If your inspection reveals any problems, you can use this as a bargaining tool to reduce your offer, on the reasonable basis that you will need to spend extra money to address the car’s issues. Alternatively, if you think that the car is in a significantly worse state than you are prepared to accept, then you can simply choose not to buy it. Either way, it is vital that you make a thorough inspection before agreeing to the sale.
If you are buying of significant value, you could pay for an independent inspection. There are plenty available to choose from and could be the best money you spend to ensure you buy with confidence.
Ask to take the car for a test drive
This is a perfectly reasonable request to make of either a dealership or a private seller and if the car’s owner refuses then simply walk away. A test drive gives you the chance to do two things:
Firstly, you can make some additional checks that will demonstrate if the car has any serious problems with its engine, transmission, steering or brakes. . Additionally, it allows you to get a feel for the car itself and see if it suits your driving style. When performing a test drive, bear the following in mind:
- Test the brakes to see if they stop the car effectively and in a straight line.
- Check that steering can be completed smoothly, without shudders or any unusual noises.
- Test each of the gears to ensure that they transition smoothly. For an automatic car, the gear shift should be smooth, responsive and almost silent.
- When accelerating, check in the rear-view mirror for excessive exhaust fumes.
Consider a detailed online vehicle check
Unfortunately, it’s not unknown for disreputable sellers to scam buyers into purchasing a car that is stolen, salvaged from scrap or even has outstanding financing attached to it. Purchasing a car with this kind of history can cause the victim all kinds of legal and financial difficulties that are completely avoidable.
Even if everything checks out after you have inspected the vehicle yourself, test driven it and fully discussed its history with the seller, for complete peace of mind consider making use of an instant car history check tool.
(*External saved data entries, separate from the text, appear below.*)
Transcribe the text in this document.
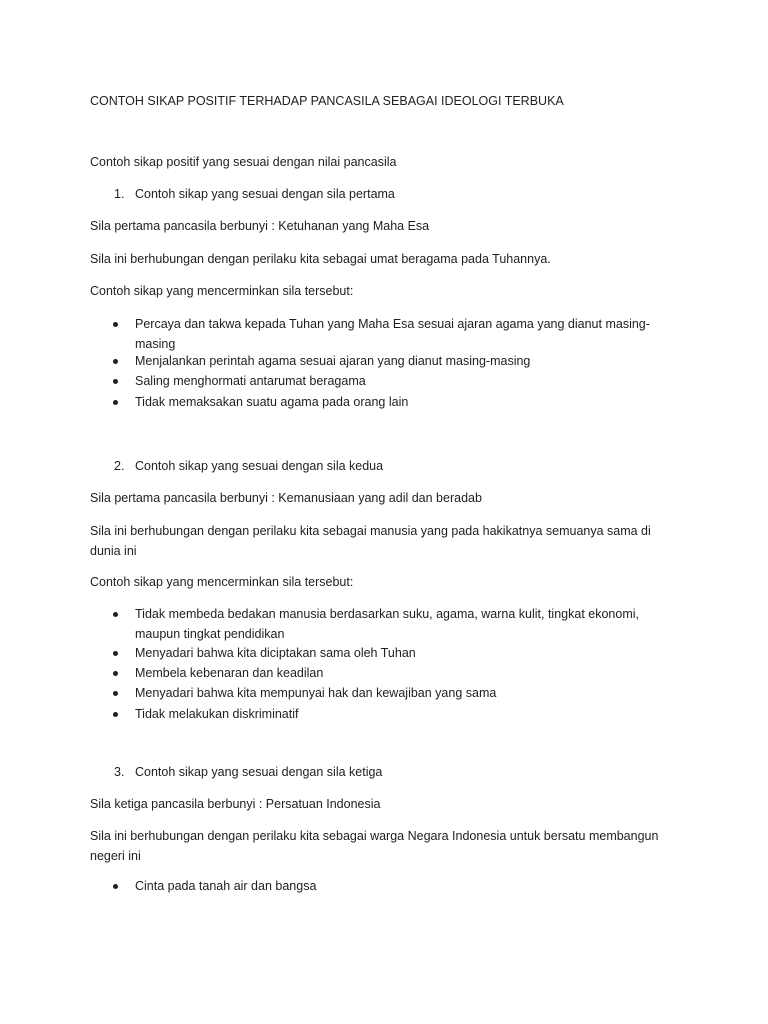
CONTOH SIKAP POSITIF TERHADAP PANCASILA SEBAGAI IDEOLOGI TERBUKA
Contoh sikap positif yang sesuai dengan nilai pancasila
1. Contoh sikap yang sesuai dengan sila pertama
Sila pertama pancasila berbunyi : Ketuhanan yang Maha Esa
Sila ini berhubungan dengan perilaku kita sebagai umat beragama pada Tuhannya.
Contoh sikap yang mencerminkan sila tersebut:
Percaya dan takwa kepada Tuhan yang Maha Esa sesuai ajaran agama yang dianut masing-masing
Menjalankan perintah agama sesuai ajaran yang dianut masing-masing
Saling menghormati antarumat beragama
Tidak memaksakan suatu agama pada orang lain
2. Contoh sikap yang sesuai dengan sila kedua
Sila pertama pancasila berbunyi : Kemanusiaan yang adil dan beradab
Sila ini berhubungan dengan perilaku kita sebagai manusia yang pada hakikatnya semuanya sama di dunia ini
Contoh sikap yang mencerminkan sila tersebut:
Tidak membeda bedakan manusia berdasarkan suku, agama, warna kulit, tingkat ekonomi, maupun tingkat pendidikan
Menyadari bahwa kita diciptakan sama oleh Tuhan
Membela kebenaran dan keadilan
Menyadari bahwa kita mempunyai hak dan kewajiban yang sama
Tidak melakukan diskriminatif
3. Contoh sikap yang sesuai dengan sila ketiga
Sila ketiga pancasila berbunyi : Persatuan Indonesia
Sila ini berhubungan dengan perilaku kita sebagai warga Negara Indonesia untuk bersatu membangun negeri ini
Cinta pada tanah air dan bangsa
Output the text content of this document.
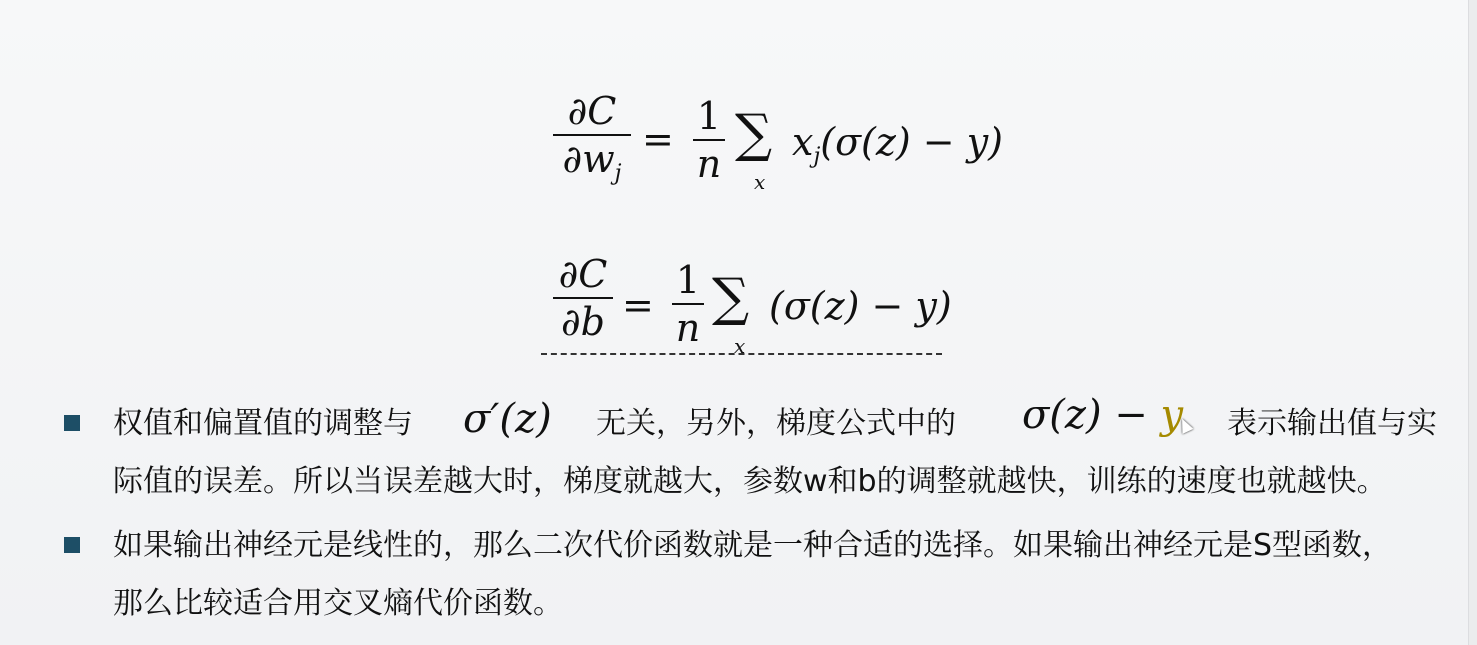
∂C
$\partial w_j$
=
1
n ∑
x
$x_j(\sigma(z) - y)$
∂C
∂b =
1
n ∑
x
(σ(z) − y)
权值和偏置值的调整与 σ′(z) 无关，另外，梯度公式中的 σ(z) − y 表示输出值与实
际值的误差。所以当误差越大时，梯度就越大，参数w和b的调整就越快，训练的速度也就越快。
如果输出神经元是线性的，那么二次代价函数就是一种合适的选择。如果输出神经元是S型函数，
那么比较适合用交叉熵代价函数。
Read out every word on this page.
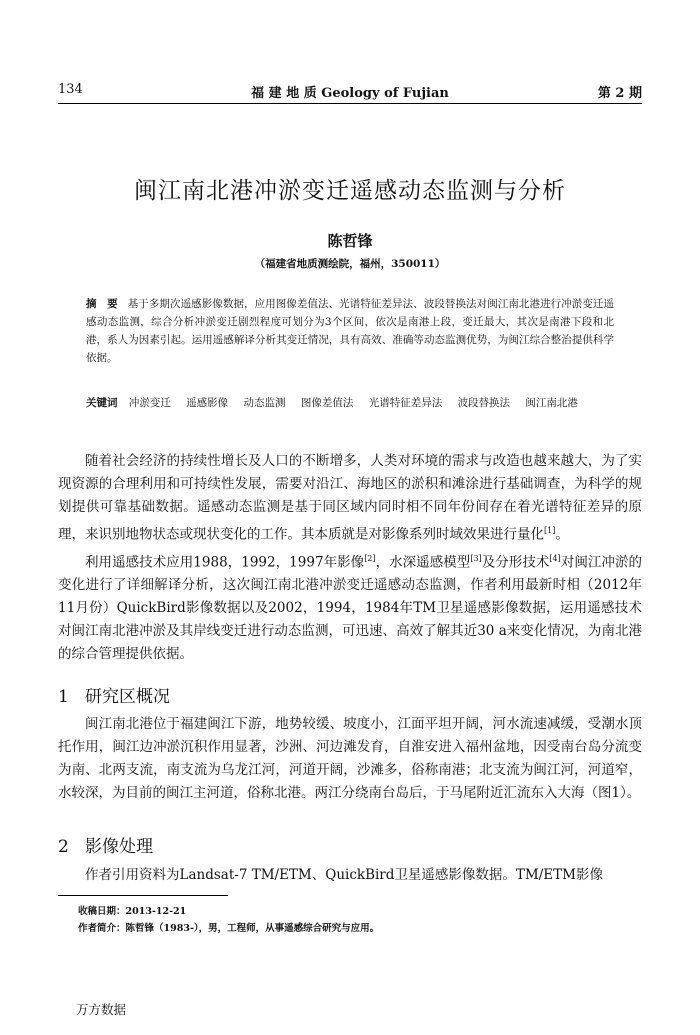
134	福 建 地 质 Geology of Fujian	第 2 期
闽江南北港冲淤变迁遥感动态监测与分析
陈哲锋
（福建省地质测绘院，福州，350011）
摘　要 基于多期次遥感影像数据，应用图像差值法、光谱特征差异法、波段替换法对闽江南北港进行冲淤变迁遥感动态监测，综合分析冲淤变迁剧烈程度可划分为3个区间，依次是南港上段，变迁最大，其次是南港下段和北港，系人为因素引起。运用遥感解译分析其变迁情况，具有高效、准确等动态监测优势，为闽江综合整治提供科学依据。
关键词 冲淤变迁 遥感影像 动态监测 图像差值法 光谱特征差异法 波段替换法 闽江南北港

随着社会经济的持续性增长及人口的不断增多，人类对环境的需求与改造也越来越大，为了实现资源的合理利用和可持续性发展，需要对沿江、海地区的淤积和滩涂进行基础调查，为科学的规划提供可靠基础数据。遥感动态监测是基于同区域内同时相不同年份间存在着光谱特征差异的原理，来识别地物状态或现状变化的工作。其本质就是对影像系列时域效果进行量化[1]。

利用遥感技术应用1988，1992，1997年影像[2]，水深遥感模型[3]及分形技术[4]对闽江冲淤的变化进行了详细解译分析，这次闽江南北港冲淤变迁遥感动态监测，作者利用最新时相（2012年11月份）QuickBird影像数据以及2002，1994，1984年TM卫星遥感影像数据，运用遥感技术对闽江南北港冲淤及其岸线变迁进行动态监测，可迅速、高效了解其近30 a来变化情况，为南北港的综合管理提供依据。

1 研究区概况

闽江南北港位于福建闽江下游，地势较缓、坡度小，江面平坦开阔，河水流速减缓，受潮水顶托作用，闽江边冲淤沉积作用显著，沙洲、河边滩发育，自淮安进入福州盆地，因受南台岛分流变为南、北两支流，南支流为乌龙江河，河道开阔，沙滩多，俗称南港；北支流为闽江河，河道窄，水较深，为目前的闽江主河道，俗称北港。两江分绕南台岛后，于马尾附近汇流东入大海（图1）。

2 影像处理

作者引用资料为Landsat-7 TM/ETM、QuickBird卫星遥感影像数据。TM/ETM影像

收稿日期：2013-12-21
作者简介：陈哲锋（1983-），男，工程师，从事遥感综合研究与应用。
万方数据
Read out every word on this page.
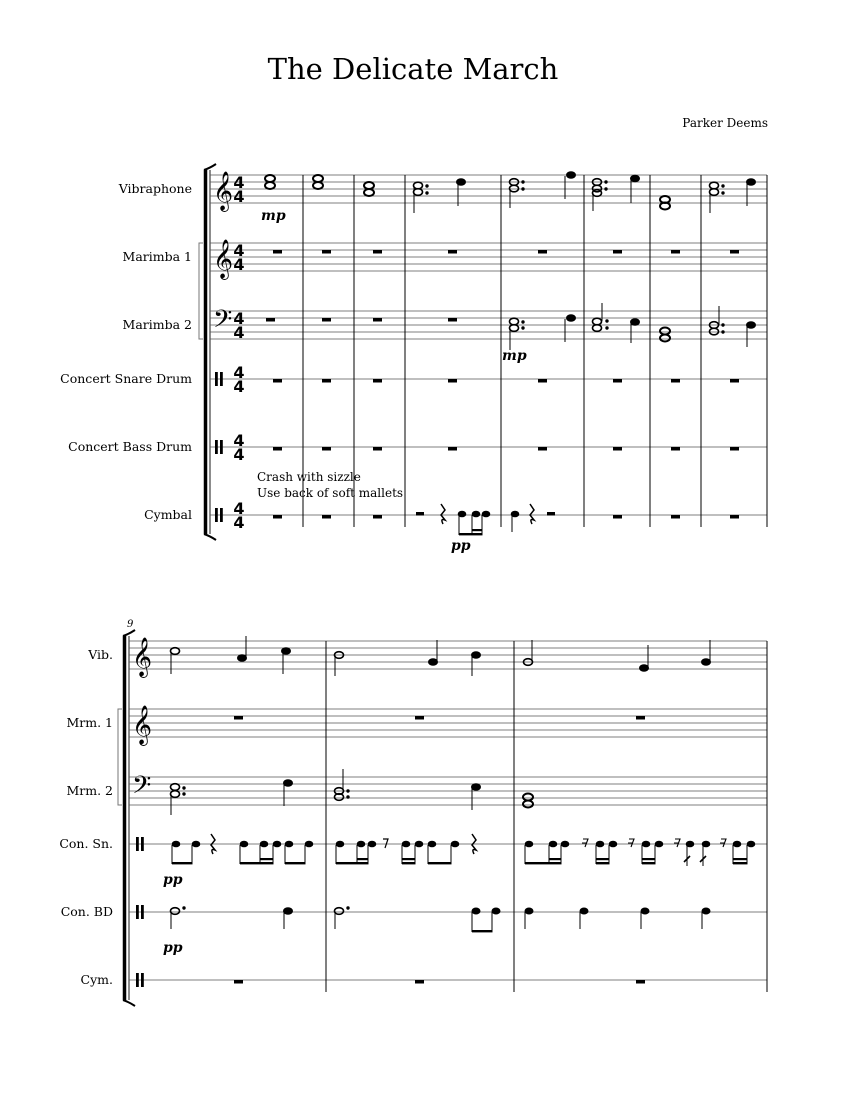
The Delicate March
Parker Deems
Vibraphone
Marimba 1
Marimba 2
Concert Snare Drum
Concert Bass Drum
Cymbal
𝄞
𝄞
𝄢
4
4
4
4
4
4
4
4
4
4
4
4
mp
mp
Crash with sizzle
Use back of soft mallets
pp
9
Vib.
Mrm. 1
Mrm. 2
Con. Sn.
Con. BD
Cym.
𝄞
𝄞
𝄢
pp
pp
This tool will instantly provide you with the definitive answers to the following questions:
- Has the car been stolen?
- Has it been so badly damaged that the insurance company has declared it a write-off (cat A or B cars may only be sold for salvage)?
- Does the car have any outstanding loans or financing options attached to it? Whilst this is not a reason not to buy a car, you should ensure you get a settlement document to ensure that outstanding finance has been cleared.
- How many previous registered owners does it have?
- Has the car been marked as scrapped by the DVLA? (Such cars should not be available to buy or drive)
- Is the logbook correctly registered to the car?
- Is the car displaying the right mileage?
Simply by entering the car’s registration number, you can know with complete surety that the car you are planning to purchase is entirely above board. Armed with this knowledge, you can avoid any potential disasters and agree to buy the car, confident that nothing other than happy motoring awaits.